Remarquons, en outre, que ce que Teilhard offre à un monde catholique étonné et assoiffé est vraiment une cosmologie christologique : c’est précisément ce que sa théologie « scientifique » prétend être. C’est d’ailleurs la seule chose qu’une théologie puisse être, puisqu’elle est « scientifique ». Mais comme cela devrait apparaître de jure à toute personne scientifiquement cultivée, elle ne l’est pas : si même le darwinisme classique s’avère indéfendable sur le plan scientifique, alors l’est d’autant plus l’extrapolation teilhardienne, dont les termes clés n’ont, en fait, aucun sens scientifique. Je trouve vraiment surprenant que des théologiens haut-de-gamme de l’Église catholique aient si facilement succombé à ce qui est littéralement une science-fiction théologique.

Il y a tellement à dire sur ce (pour moi) fascinant sujet – comme vous le savez, j’ai écrit un livre entier sur Teilhard de Chardin – que je dois m’arrêter de casser le ton de « conversation » de cet entretien. Un point encore, cependant, que je ne dois pas négliger de signaler : il y a dans le cas de Teilhard de Chardin une connexion démoniaque démontrable remontant à une sorte « d’expérience mystique » à laquelle Teilhard fait allusion dans un écrit précoce publié en 1919. Il parle en termes dramatiques d’une rencontre avec un être décrit comme « équivoque, turbide, l’essence combinée du mal total et du bien total » qui s’attacha à lui : « Et maintenant je suis établi en vous pour la vie ou pour la mort » déclara la Chose. Je regrette beaucoup de n’avoir jamais pensé à demander à Malachi Martin ce qu’il pensait de cet épisode remarquable et presque universellement méconnu. Tout ce que je puis dire est que, pour moi, il a l’odeur de la possession démoniaque.
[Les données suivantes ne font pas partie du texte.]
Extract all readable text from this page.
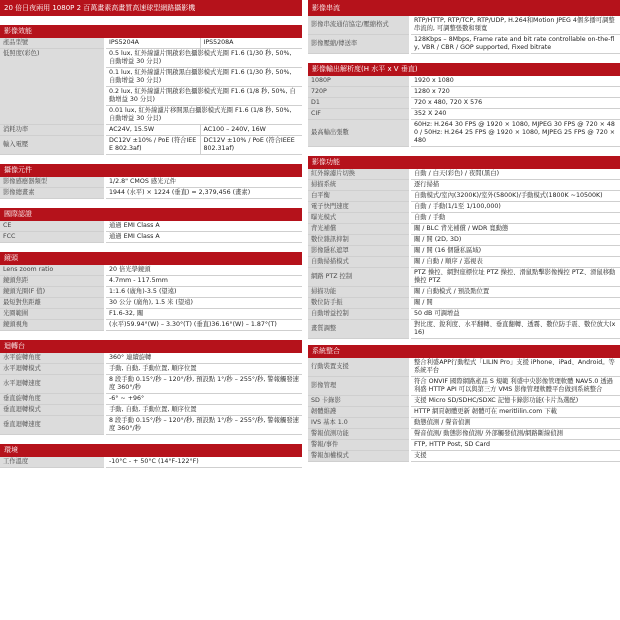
20 倍日夜兩用 1080P 2 百萬畫素高畫質高速球型網路攝影機
影像效能
產品型號	IPS5204A	IPS5208A
低照度(彩色)	0.5 lux, 紅外線濾片開啟彩色攝影模式光圈 F1.6 (1/30 秒, 50%, 自動增益 30 分貝)
0.1 lux, 紅外線濾片開啟黑白攝影模式光圈 F1.6 (1/30 秒, 50%, 自動增益 30 分貝)
0.2 lux, 紅外線濾片開啟彩色攝影模式光圈 F1.6 (1/8 秒, 50%, 自動增益 30 分貝)
0.01 lux, 紅外線濾片移開黑白攝影模式光圈 F1.6 (1/8 秒, 50%, 自動增益 30 分貝)	

消耗功率	AC24V, 15.5W	AC100 – 240V, 16W
輸入電壓	DC12V ±10% / PoE (符合IEEE 802.3af)	DC12V ±10% / PoE (符合IEEE 802.31af)
攝像元件
影像感應器類型	1/2.8" CMOS 感光元件
影像總畫素	1944 (水平) × 1224 (垂直) = 2,379,456 (畫素)
國際認證
CE	通過 EMI Class A
FCC	通過 EMI Class A
鏡頭
Lens zoom ratio	20 倍光學鏡頭
鏡頭焦距	4.7mm - 117.5mm
鏡頭光圈(F 值)	1:1.6 (廣角)-3.5 (望遠)
最短對焦距離	30 公分 (廣角), 1.5 米 (望遠)
光圈範圍	F1.6-32, 關
鏡頭視角	(水平)59.94°(W) – 3.30°(T) (垂直)36.16°(W) – 1.87°(T)
迴轉台
水平旋轉角度	360° 連續旋轉
水平迴轉模式	手動, 自動, 手動位置, 順序位置
水平迴轉速度	8 段手動 0.15°/秒 – 120°/秒, 預設點 1°/秒 – 255°/秒, 警報觸發速度 360°/秒
垂直旋轉角度	-6° ~ +96°
垂直迴轉模式	手動, 自動, 手動位置, 順序位置
垂直迴轉速度	8 段手動 0.15°/秒 – 120°/秒, 預設點 1°/秒 – 255°/秒, 警報觸發速度 360°/秒
環境
工作溫度	-10°C - + 50°C (14°F-122°F)
影像串流
影像串流通信協定/壓縮格式	RTP/HTTP, RTP/TCP, RTP/UDP, H.264和Motion JPEG 4個多播可調整串流的, 可調整張數和頻寬
影像壓縮/傳送率	128Kbps – 8Mbps, Frame rate and bit rate controllable on-the-fly, VBR / CBR / GOP supported, Fixed bitrate
影像輸出解析度(H 水平 x V 垂直)
1080P	1920 x 1080
720P	1280 x 720
D1	720 x 480, 720 X 576
CIF	352 X 240
最高輸出張數	60Hz: H.264 30 FPS @ 1920 × 1080, MJPEG 30 FPS @ 720 × 480 / 50Hz: H.264 25 FPS @ 1920 × 1080, MJPEG 25 FPS @ 720 × 480
影像功能
紅外線濾片切換	自動 / 白天(彩色) / 夜間(黑白)
掃描系統	逐行掃描
白平衡	自動模式/室內(3200K)/室外(5800K)/手動模式(1800K ~10500K)
電子快門速度	自動 / 手動(1/1至 1/100,000)
曝光模式	自動 / 手動
背光補償	關 / BLC 背光補償 / WDR 寬動態
數位雜訊抑制	關 / 開 (2D, 3D)
影像隱私遮罩	關 / 開 (16 個隱私區域)
自動掃描模式	關 / 自動 / 順序 / 巡視表
網路 PTZ 控制	PTZ 操控、網對座標位址 PTZ 操控、滑鼠點擊影像操控 PTZ、滑鼠移動操控 PTZ
掃描功能	關 / 自動模式 / 預設點位置
數位防手振	關 / 開
自動增益控制	50 dB 可調增益
畫質調整	對比度、銳利度、水平翻轉、垂直翻轉、透霧、數位防手震、數位放大(x16)
系統整合
行動裝置支援	整合利盛APP行動程式「LILIN Pro」支援 iPhone、iPad、Android。等系統平台
影像管理	符合 ONVIF 國際網路產品 S 規範 利盛中央影像管理軟體 NAV5.0 透過利盛 HTTP API 可以與第三方 VMS 影像管理軟體平台做到系統整合
SD 卡錄影	支援 Micro SD/SDHC/SDXC 記憶卡錄影功能(卡片為選配)
韌體維護	HTTP 網頁韌體更新 韌體可在 meritlilin.com 下載
IVS 基本 1.0	動態偵測 / 聲音偵測
警報偵測功能	聲音偵測/ 動態影像偵測/ 外部觸發偵測/網路斷線偵測
警報/事件	FTP, HTTP Post, SD Card
警報加權模式	支援
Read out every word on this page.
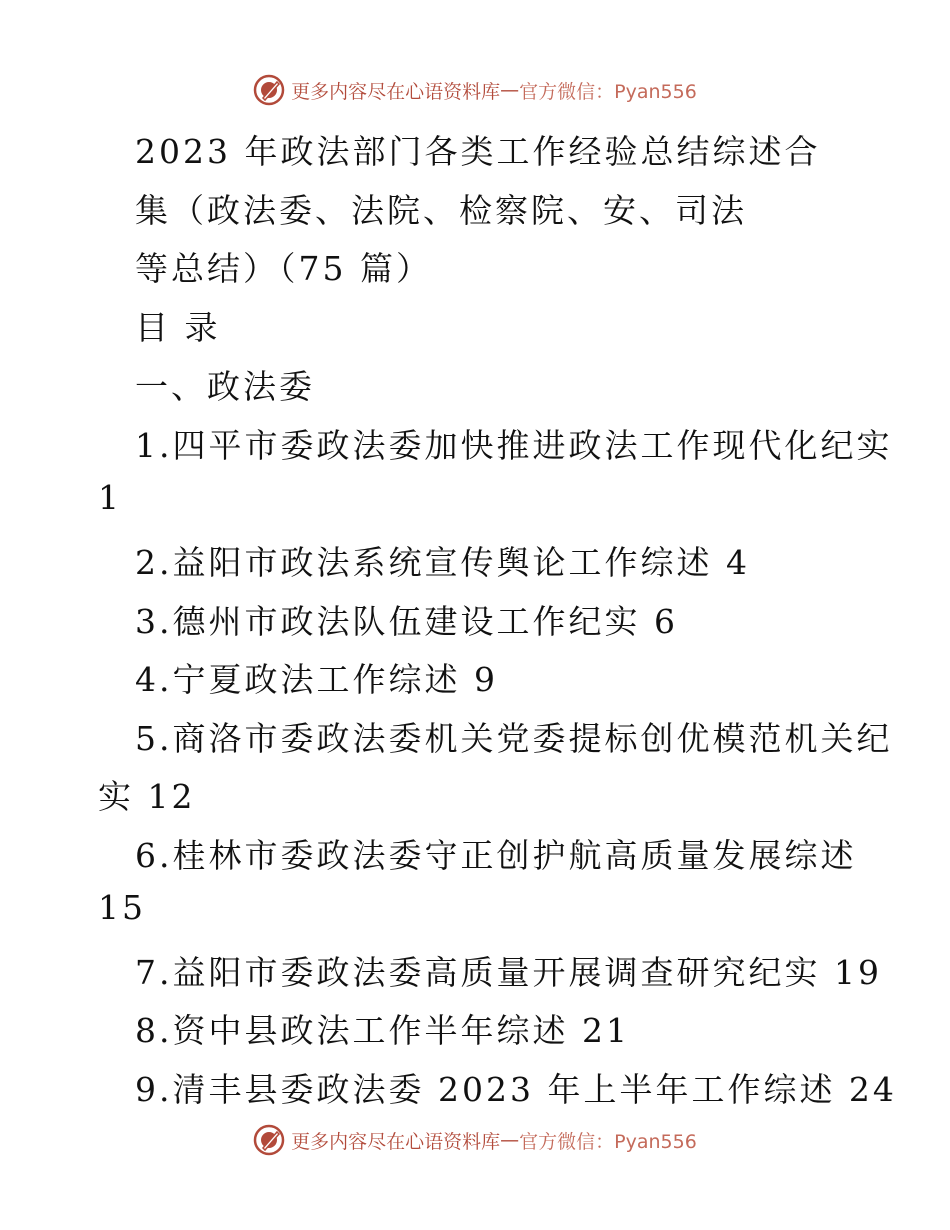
更多内容尽在心语资料库 — 官方微信：Pyan556
2023 年政法部门各类工作经验总结综述合
集（政法委、法院、检察院、安、司法
等总结）（75 篇）
目 录
一、政法委
1.四平市委政法委加快推进政法工作现代化纪实
1
2.益阳市政法系统宣传舆论工作综述 4
3.德州市政法队伍建设工作纪实 6
4.宁夏政法工作综述 9
5.商洛市委政法委机关党委提标创优模范机关纪
实 12
6.桂林市委政法委守正创护航高质量发展综述
15
7.益阳市委政法委高质量开展调查研究纪实 19
8.资中县政法工作半年综述 21
9.清丰县委政法委 2023 年上半年工作综述 24
更多内容尽在心语资料库 — 官方微信：Pyan556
Sans aucun doute, cela expliquerait largement l’énormité de l’influence teilhardienne, son impact décisif sur la scène catholique au moment précis où les Papes régnants accomplirent leur acte de désobéissance à la Mère de Dieu4. Est-ce alors par la voie de Teilhard de Chardin que « Rome » est devenue l’habitat de l’Antéchrist ? Dans une certaine mesure je crois que oui.

La question se pose, évidemment : Comment la cosmologie authentiquement christologique cadre-t-elle avec les découvertes scientifiques contemporaines ? Pouvez-vous dire quelques mots à ce sujet ?

En réalité la cosmologie christologique « cadre » avec les découvertes scientifiques contemporaines, dans la mesure où nous distinguons nettement entre le fait scientifique et la fiction scientifique, une différence rarement observée.

Laissez-moi montrer, d’abord, qu’à proprement parler, la science moderne n’a produit aucune cosmologie, qu’elle est incapable en fait de le faire, en raison même de sa méthodologie. À l’insu de la plupart des scientifiques, cependant, elle compense cette déficience en avançant diverses affirmations cosmologiques comme si elles étaient scientifiquement admises.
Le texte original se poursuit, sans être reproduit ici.